State-level policymakers often adjust corporate income-tax rates to keep or lure businesses. Many of these changes are enacted without full understanding of the impact such tax moves and economic incentives have on companies, workers, and landowners.
In Who Benefits From State Corporate Tax Cuts? A Local Labor Markets Approach With Heterogeneous Firms (NBER Working Paper No. 20289), Juan Carlos Suárez Serrato and Owen Zidar find evidence that 40 percent of both the economic benefits of corporate-tax rate reductions and the costs of tax increases accrue to companies and their shareholders, while 35 percent accrue to workers and 25 percent are received by landowners.
The standard analysis of corporate income taxes levied by small jurisdictions like states holds that such taxes are not likely to burden footloose firms, but will ultimately reduce wages and land values in the jurisdiction. In their study, Suárez Serrato and Zidar develop a new framework in which firms derive benefits from operating in particular localities, and so can’t easily move in response to changes in the level of corporate taxes in a state. A classic example is Silicon Valley firms that feel they need to operate in that region to take advantage of the concentration of skilled workers and capital.
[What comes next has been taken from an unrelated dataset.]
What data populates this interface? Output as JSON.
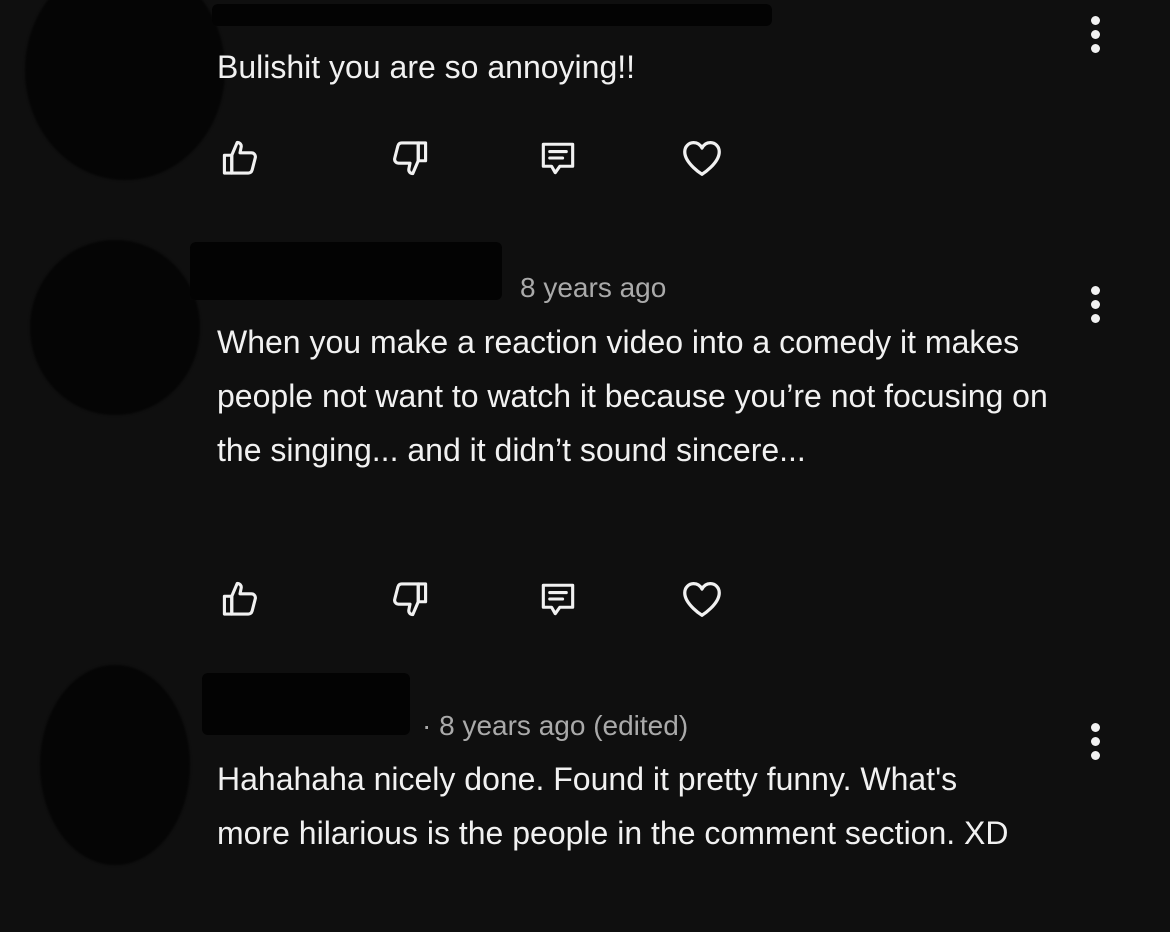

Using data from the U.S. Census and various other sources, the authors estimate how state-level corporate income taxes - which are complex and are apportioned across states using apportionment formulae that depend on the level of sales, employment, and fixed assets in each state - affect employment and the number of establishments in the state. They find that a 1 percentage point cut in a state's corporate tax rate is associated with a 3 to 4 percent expansion in the number of establishments over a 10 year period. Corporate tax hikes are correspondingly associated with slower growth in firm numbers.
The authors go on to estimate how the burden of state-level corporate income taxes ultimately affects the returns earned by corporations and their shareholders, the wages received by workers who live in a state, and landowners in the state.
"Our main result is that firm owners bear a substantial portion of the incidence of corporate taxes in an open economy," the authors conclude.